The HiPEAC conference targets a range of computing, including high performance, embedded, edge and novel architectures, and a wide range of technical topics were explored and discussed, with support from many of the major vendors. The three-day event was held in Munich this year,
I attended to give a talk as part of the RISC-V workshop on the first day. With the room packed, and speakers including representatives from RISC-V International, vendors such as Esperanto, Rivos and Ventana, and academic projects, it was a fantastic showcase of the significant momentum that RISC-V is gaining in high-end computing.
ExCALIBUR RISC-V testbed
It is this rapid pace of change that I explored in my talk. I introduced the RISC-V testbed that we host in EPCC (funded by the ExCALIBUR H&ES programme) and reflected on how quickly the RISC-V hardware and software ecosystems have developed over the past 18 months or so, from struggling to find physical hardware at the beginning to now providing access to 64-core SG2042 RISC-V CPUs. I summarised some of our recent work to benchmark the SG2042 against other RISC-V devices and x86 (see https://browse.arxiv.org/pdf/2309.00381.pdf for more details), and shared how this fits into the wider UK HPC strategy.

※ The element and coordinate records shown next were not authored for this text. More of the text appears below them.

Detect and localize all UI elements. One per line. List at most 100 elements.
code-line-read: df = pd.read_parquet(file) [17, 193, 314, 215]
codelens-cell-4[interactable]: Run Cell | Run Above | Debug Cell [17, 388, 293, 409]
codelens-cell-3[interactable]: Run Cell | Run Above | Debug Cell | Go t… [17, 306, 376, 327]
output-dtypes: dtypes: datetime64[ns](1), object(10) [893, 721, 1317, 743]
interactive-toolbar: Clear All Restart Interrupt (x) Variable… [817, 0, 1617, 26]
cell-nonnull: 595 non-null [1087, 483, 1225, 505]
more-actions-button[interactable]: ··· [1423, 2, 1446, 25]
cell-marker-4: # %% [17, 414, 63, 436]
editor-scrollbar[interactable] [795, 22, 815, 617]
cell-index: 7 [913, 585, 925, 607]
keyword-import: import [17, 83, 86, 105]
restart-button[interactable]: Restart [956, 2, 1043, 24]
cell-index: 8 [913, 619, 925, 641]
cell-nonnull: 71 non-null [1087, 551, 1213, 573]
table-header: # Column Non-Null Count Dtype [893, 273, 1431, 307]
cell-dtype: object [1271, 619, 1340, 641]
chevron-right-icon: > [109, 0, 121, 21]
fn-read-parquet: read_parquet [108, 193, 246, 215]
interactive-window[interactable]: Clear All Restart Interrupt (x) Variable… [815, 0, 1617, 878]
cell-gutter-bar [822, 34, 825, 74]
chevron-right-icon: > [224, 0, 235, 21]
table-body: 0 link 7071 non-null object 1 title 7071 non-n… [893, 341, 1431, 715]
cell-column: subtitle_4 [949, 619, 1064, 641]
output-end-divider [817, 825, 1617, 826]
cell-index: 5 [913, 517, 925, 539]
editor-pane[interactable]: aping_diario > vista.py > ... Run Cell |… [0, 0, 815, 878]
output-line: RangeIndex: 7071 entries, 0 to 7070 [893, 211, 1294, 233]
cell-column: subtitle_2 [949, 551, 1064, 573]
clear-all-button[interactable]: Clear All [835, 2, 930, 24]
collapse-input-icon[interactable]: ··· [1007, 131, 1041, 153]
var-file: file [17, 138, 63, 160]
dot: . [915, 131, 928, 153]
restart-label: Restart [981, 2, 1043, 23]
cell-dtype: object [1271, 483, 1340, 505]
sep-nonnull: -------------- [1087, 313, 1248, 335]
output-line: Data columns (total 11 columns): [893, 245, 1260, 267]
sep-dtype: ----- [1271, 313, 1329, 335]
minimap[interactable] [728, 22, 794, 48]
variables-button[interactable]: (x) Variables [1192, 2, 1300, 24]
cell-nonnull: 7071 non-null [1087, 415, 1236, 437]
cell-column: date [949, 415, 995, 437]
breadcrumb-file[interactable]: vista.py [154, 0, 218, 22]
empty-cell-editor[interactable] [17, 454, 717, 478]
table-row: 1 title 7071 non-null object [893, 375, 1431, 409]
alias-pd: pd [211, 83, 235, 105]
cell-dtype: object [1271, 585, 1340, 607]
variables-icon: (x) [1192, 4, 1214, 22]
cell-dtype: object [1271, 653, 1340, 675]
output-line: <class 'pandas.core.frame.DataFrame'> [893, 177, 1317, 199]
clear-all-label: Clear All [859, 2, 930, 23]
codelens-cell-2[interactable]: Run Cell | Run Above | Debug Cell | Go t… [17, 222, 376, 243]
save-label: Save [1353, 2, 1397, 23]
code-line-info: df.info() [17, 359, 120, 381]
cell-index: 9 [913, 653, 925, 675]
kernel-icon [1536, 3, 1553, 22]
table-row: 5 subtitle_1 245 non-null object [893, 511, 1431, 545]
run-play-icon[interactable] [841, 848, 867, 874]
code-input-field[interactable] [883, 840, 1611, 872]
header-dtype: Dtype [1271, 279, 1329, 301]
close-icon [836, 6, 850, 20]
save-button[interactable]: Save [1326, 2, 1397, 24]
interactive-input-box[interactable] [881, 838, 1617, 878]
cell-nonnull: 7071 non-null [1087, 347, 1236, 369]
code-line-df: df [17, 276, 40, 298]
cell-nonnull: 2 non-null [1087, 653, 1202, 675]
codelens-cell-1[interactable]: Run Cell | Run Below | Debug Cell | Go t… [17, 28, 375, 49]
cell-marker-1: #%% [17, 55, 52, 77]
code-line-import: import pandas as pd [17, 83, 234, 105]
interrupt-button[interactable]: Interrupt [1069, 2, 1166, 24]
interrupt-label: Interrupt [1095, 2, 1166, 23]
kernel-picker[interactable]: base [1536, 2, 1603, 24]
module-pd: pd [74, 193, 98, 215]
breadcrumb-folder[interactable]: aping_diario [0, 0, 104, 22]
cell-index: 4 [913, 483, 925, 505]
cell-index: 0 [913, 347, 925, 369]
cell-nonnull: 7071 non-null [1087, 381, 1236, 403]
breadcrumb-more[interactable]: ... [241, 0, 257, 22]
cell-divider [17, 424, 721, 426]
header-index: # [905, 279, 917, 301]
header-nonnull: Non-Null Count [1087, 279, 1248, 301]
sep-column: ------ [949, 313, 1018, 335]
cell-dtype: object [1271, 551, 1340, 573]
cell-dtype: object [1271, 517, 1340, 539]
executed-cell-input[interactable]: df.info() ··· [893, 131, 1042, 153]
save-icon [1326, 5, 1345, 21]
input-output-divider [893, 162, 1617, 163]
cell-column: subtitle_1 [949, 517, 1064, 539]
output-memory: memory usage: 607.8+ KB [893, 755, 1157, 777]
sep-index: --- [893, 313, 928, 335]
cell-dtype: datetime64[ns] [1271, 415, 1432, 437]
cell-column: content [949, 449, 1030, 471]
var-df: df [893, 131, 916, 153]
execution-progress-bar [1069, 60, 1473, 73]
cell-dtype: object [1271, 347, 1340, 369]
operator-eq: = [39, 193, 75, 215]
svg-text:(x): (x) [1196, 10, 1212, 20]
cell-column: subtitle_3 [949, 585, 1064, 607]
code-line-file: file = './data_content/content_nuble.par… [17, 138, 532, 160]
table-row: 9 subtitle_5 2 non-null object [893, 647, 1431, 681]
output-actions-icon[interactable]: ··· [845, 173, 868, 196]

Tobias Grosser presents work done in xDSL.
My talk at the RISC-V workshop was not the only activity at HiPEAC related to EPCC projects. Tobias Grosser, formally at the School of Informatics in Edinburgh, leads the xDSL project that EPCC is also involved in, and he gave an invited talk at the PARMA-DITAM workshop.
Tobias' talk explored how the work done in xDSL enables easy use of MLIR from Python, how this enables the consolidation of Domain Specific Language (DSL) ecosystems (specifically PSyclone and Devito), and how some of the work done in the project is in the process of being fed back to the wider MLIR community.
Overall, HiPEAC was a busy but highly enjoyable conference, I saw many old friends and enjoyed the wide range of technical subjects that were explored. The challenge I always find is that I come away from such conferences with so many new ideas, but the same limited time to be able to explore and execute them!